Think that sounds like a cool idea? Let’s get started.
Google Analytics’ reporting API (as well as the custom reports module on the site) lets you view metric values for a limitless number of dimensions. If you have 10,000 pages on your site, you can get the number of pageviews for all 10,000 of those pages exported from GA. So, if you had a dimension that uniquely identified each user, for example, you could download data on every user that hit your site. Of course, if you could uniquely identify every hit that was sent to GA, that would really be the holy grail! You could download reports with one row for every hit that was submitted!
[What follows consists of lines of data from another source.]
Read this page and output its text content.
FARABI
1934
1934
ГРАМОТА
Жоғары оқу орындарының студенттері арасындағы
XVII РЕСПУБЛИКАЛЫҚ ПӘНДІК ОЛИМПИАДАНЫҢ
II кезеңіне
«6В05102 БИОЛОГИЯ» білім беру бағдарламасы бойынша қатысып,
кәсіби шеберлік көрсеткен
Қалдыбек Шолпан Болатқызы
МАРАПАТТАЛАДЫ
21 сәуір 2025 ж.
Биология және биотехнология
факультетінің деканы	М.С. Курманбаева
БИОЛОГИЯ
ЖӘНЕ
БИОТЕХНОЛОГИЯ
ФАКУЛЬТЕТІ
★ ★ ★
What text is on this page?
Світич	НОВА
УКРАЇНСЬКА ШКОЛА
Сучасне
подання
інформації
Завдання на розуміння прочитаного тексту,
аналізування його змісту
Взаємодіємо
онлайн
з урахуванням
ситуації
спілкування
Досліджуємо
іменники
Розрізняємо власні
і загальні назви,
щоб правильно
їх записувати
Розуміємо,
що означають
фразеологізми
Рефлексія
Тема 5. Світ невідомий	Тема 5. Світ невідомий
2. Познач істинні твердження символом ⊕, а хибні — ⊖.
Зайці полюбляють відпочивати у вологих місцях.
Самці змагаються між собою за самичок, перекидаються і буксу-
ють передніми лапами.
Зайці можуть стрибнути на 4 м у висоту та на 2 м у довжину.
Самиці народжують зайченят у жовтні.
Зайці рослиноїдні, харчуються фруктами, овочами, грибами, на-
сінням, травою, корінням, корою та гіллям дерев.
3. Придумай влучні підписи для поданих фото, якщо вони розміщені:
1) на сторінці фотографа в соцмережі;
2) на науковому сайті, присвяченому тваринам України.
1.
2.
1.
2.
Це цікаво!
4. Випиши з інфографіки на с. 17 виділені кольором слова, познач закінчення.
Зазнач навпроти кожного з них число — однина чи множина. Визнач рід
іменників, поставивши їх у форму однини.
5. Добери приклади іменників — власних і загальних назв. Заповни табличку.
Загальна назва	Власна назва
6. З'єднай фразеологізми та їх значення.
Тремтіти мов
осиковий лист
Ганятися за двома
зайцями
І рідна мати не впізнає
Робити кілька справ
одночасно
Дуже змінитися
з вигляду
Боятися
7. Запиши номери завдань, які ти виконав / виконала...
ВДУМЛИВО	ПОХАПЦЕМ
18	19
Obviously, Google doesn’t provide any built-in dimensions for this – but that doesn’t mean we can’t set it up ourselves using custom dimensions! There are plenty of ways you could set these dimensions up (a unique ID on every hit, for example), but I’ve found the most useful to be a combination of two custom dimensions: a unique user ID, and a time stamp. The combination of these values will uniquely identify each hit (unless, I suppose, somebody manages to fire off two hits per millisecond), and you’ll get the added bonus of being able to track the activity of a single user as they move about the site. Awesome!
Preparing the custom dimensions
Before we write any code, we’ll first set up some custom dimensions within GA to hold the information we’ll be submitting. First, we’ll need a “browser id” dimension to hold a unique ID representing a particular browser. (I think in terms of “browsers” instead of “users” since technically one user could end up with more than one ID when they clear their cookies or change computers.) This dimension will be user-scoped, so that we only have to set it the first time a user comes to the site, and it will automatically get associated with everything else that user does on the site.
Second, we’ll need a hit-scoped time stamp dimension. I’ve set mine up to simply record number of milliseconds since January 1, 1970. This dimension will get a different time stamp for every hit a user submits, allowing us to track her activity over time.
Our final dimensions will look something like this:
Coding it up
It’s really just that easy. We’ve now tagged all our Google Analytics data with custom dimensions that let us pull it down in a raw format!
(Note: if you want to use this code, you’ll need to switch out the cookie domain to match your own. And you’ll also need to swap out the GA property ID… obviously.)
After firing a few dummy pageviews into GA using this methodology, I tried pulled down some raw pageview data. Check it out:
Of course, using the API, you could export tens or even hundreds of thousands of individual pageviews, events, e-commerce transactions, etc. The sky’s the limit. You can pretty much get any data you’re interested in looking at this way.
Now, I know there’s somebody out there going “but sampling!” In my experience, GA samples data within each combination of the dimensions but will never return less than one row per dimension. So, since we’re using a combination of dimensions that lets us effectively identify each hit uniquely, we don’t have to worry about sampling. In practice, I’ve downloaded hundreds of thousands of individual pageviews this way, and never had the API warn me that sampling was occurring. And, even if there were some theoretical limit where sampling would start, you could always segment your queries by GA’s date and time dimensions.
Over the last several months, I’ve been working with a major site that’s been collecting GA data this way and loading it into a data warehouse for further processing. We’ve found dozens of use cases for this, but here’s a few general ideas you may want to think about…
- Complex queries – Before we got all this set up, there were countless times where I would be trying to answer some complex question using user segments and custom reports and thinking “this would be so much easier if I could just query the raw data in SQL.” Now I can. It gives me a lot more flexibility, plus the added benefit of knowing exactly how the data is being processed – instead of guessing at what GA is doing behind the scenes.
- Link to customer data – I’ve never done this, but if your site allows users to log in, you could always set the value of a third custom dimension to some sort of user ID when a user logs in. Then, you could merge all of your GA data with other information you have on that user. (Just be sure the user ID you store in GA is a generic, non-identifiable ID. PII is banned by the GA terms of service.)
- Fraud analysis – If you run an e-commerce business, users who make fraudulent purchases on your site likely interact with it very differently than upstanding citizens. Linking site behavior to transactions (via the transaction id in GA e-commerce reporting) can help you determine whether orders are fraudulent or not.
As I said, we’ve found plenty of other uses for this data. But I’d love to hear what others are thinking about… Let me know if you’re using Google Analytics in a similar fashion and, if so, what you’re doing with the data!